D'autres habitants de la région ne mâchent pas leurs mots pour exprimer leur colère face à l'inaction des autorités. C'est le même son de cloche : les problèmes ont commencé en 2021, après l'arrivée du métro. «Je vis ici depuis mon mariage, en 1989. Nous n'avons jamais eu de problème d'inondation. Cela a commencé en 2021, avec la construction du métro. Pa koné ki manyer zot ranzé, tou dilo vinn la. C'est la quatrième fois que nous subissons des inondations majeures en deux ans. Nous sommes fatigués des élus du gouvernement qui effectuent des visites et nous consolent avec des mots. Nanyé pa fer.»

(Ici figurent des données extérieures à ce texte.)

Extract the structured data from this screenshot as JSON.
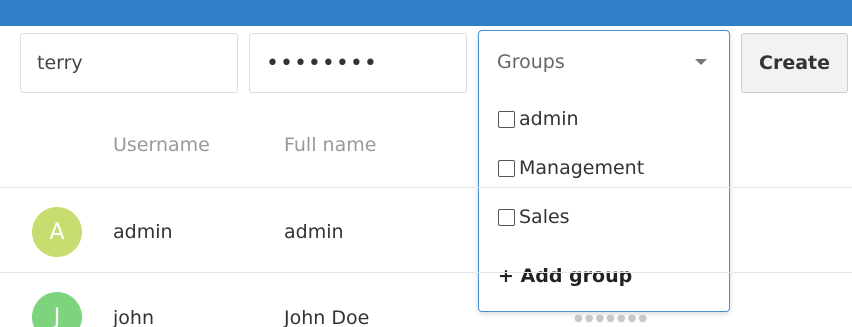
{
  "form": {
    "username_value": "terry",
    "password_value": "••••••••",
    "groups_placeholder": "Groups",
    "create_label": "Create"
  },
  "groups_dropdown": {
    "options": [
      {
        "label": "admin",
        "checked": false
      },
      {
        "label": "Management",
        "checked": false
      },
      {
        "label": "Sales",
        "checked": false
      }
    ],
    "add_group_label": "+ Add group"
  },
  "table": {
    "headers": {
      "username": "Username",
      "full_name": "Full name"
    },
    "rows": [
      {
        "avatar_letter": "A",
        "avatar_color": "#c8dd6f",
        "username": "admin",
        "full_name": "admin"
      },
      {
        "avatar_letter": "J",
        "avatar_color": "#7ed47c",
        "username": "john",
        "full_name": "John Doe",
        "password_mask": "●●●●●●●"
      }
    ]
  },
  "colors": {
    "topbar": "#2f80c7",
    "dropdown_border": "#4a90d9"
  }
}
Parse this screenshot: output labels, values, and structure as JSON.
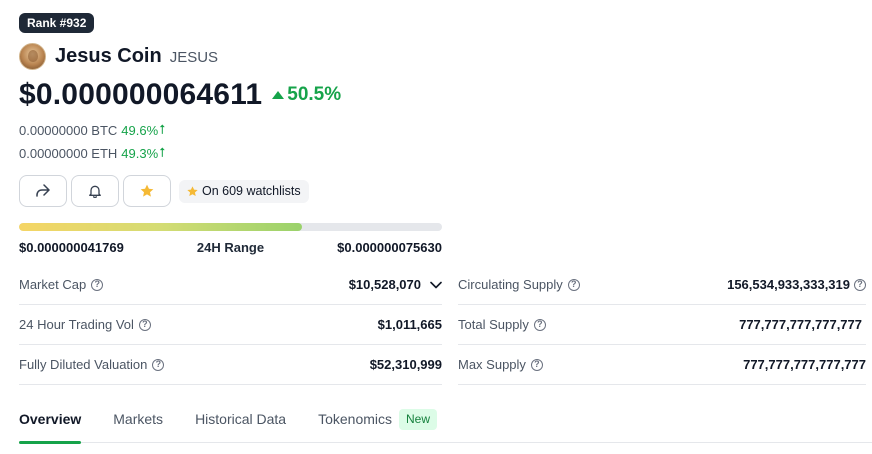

Un drain devait être construit sur cette voie depuis longtemps, apprend-on. Mais cette promesse n'est devenue qu'un discours, sans la volonté de résoudre le problème, disent les habitants. «Il y a deux petits canaux d'eau souterrains séparés, aux deux extrémités de la voie, qui ne peuvent pas contenir beaucoup d'eau en cas de fortes pluies. À cela s'ajoutent les volumes élevés d'eau qui jaillissent de la route principale en raison de la construction du métro et qui pénètrent nos maisons sans avoir d'autre issue. Cela fait deux ans que l'on parle de construire des drains adéquats ici, mais en vain. Cela devait se faire en octobre. Maintenant, ils disent que cela se fera l'année prochaine, en juillet. Ils nous disent de 'prendre des précautions et d'évacuer en cas de pluie'. Quelles précautions et où évacuer ? Même si nous nous mettons à l'abri pour quelques jours, lorsque nous reviendrons, nos maisons et l'investissement de toute une vie auront disparu.»

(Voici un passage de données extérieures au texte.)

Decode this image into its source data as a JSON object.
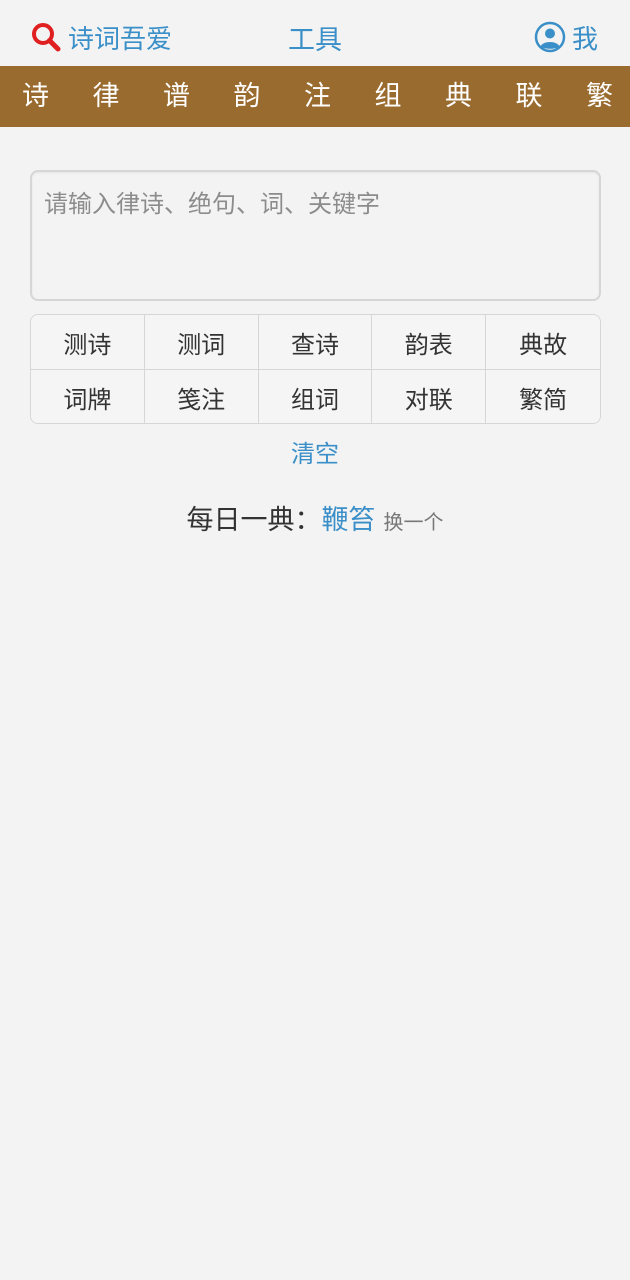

Un jeune professionnel, lui, est découragé de frapper à la porte des autorités. «La dernière fois que notre maison a été inondée, nous avons eu des dommages s'élevant à Rs 150 000. J'ai voulu demander une aide sociale, mais j'ai fini par faire le tour des bureaux, produire des documents dans le stress, pour découvrir que l'aide s'élève à quelque Rs 250 par tête. Nous sommes quatre dans la famille. S'attendent-ils à ce que nous subvenions à nos besoins ? Nous avons cessé de nous adresser aux autorités. Je comprends qu'une canalisation ne se construise pas du jour au lendemain, mais cela ne prend pas deux ans non plus. Ils ont de l'argent pour les inaugurations et d'autres projets. Quelles sont leurs priorités ?»

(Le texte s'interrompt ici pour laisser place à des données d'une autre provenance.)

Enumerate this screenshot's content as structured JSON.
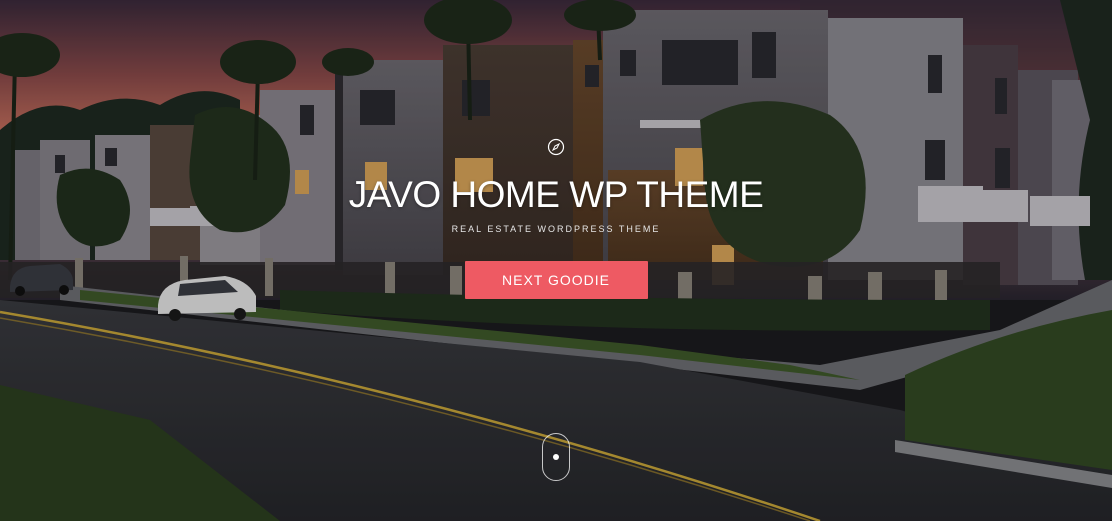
{
  "hero": {
    "title": "JAVO HOME WP THEME",
    "subtitle": "REAL ESTATE WORDPRESS THEME",
    "cta_label": "NEXT GOODIE",
    "icon": "compass-icon",
    "scroll_icon": "mouse-scroll-icon",
    "background": "night-street-townhouses-photo"
  },
  "colors": {
    "accent": "#ee5a63",
    "text": "#ffffff"
  }
}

Les familles craignent que la prochaine averse soit encore plus catastrophique. «La saison des pluies vient de commencer ; les cyclones vont aussi arriver. Je dois prendre des jours de congé pour nettoyer ma maison après les dégâts. Nous craignons que la prochaine fois, ce soit pire. Fallait-il qu'un mur du cimetière s'effondre pour qu'ils se réveillent ? Et si les autres murs s'effondrent à leur tour ? Faut-il que des gens meurent pour qu'ils fassent enfin ce pourquoi ils ont été élus ? Nous avons acheté des produits alimentaires pour faire des gâteaux pour Divali. Ils sont tous abîmés. Ki Divali nu pu fer? Kapav ena kontantma la?», déplorent nos interlocuteurs, sous couvert de l'anonymat. Par peur des représailles et du harcèlement lorsqu'ils disent la vérité, affirment-ils.

Dooshiant Ramluckhun: «le problème n'aurait jamais dû être aussi grave»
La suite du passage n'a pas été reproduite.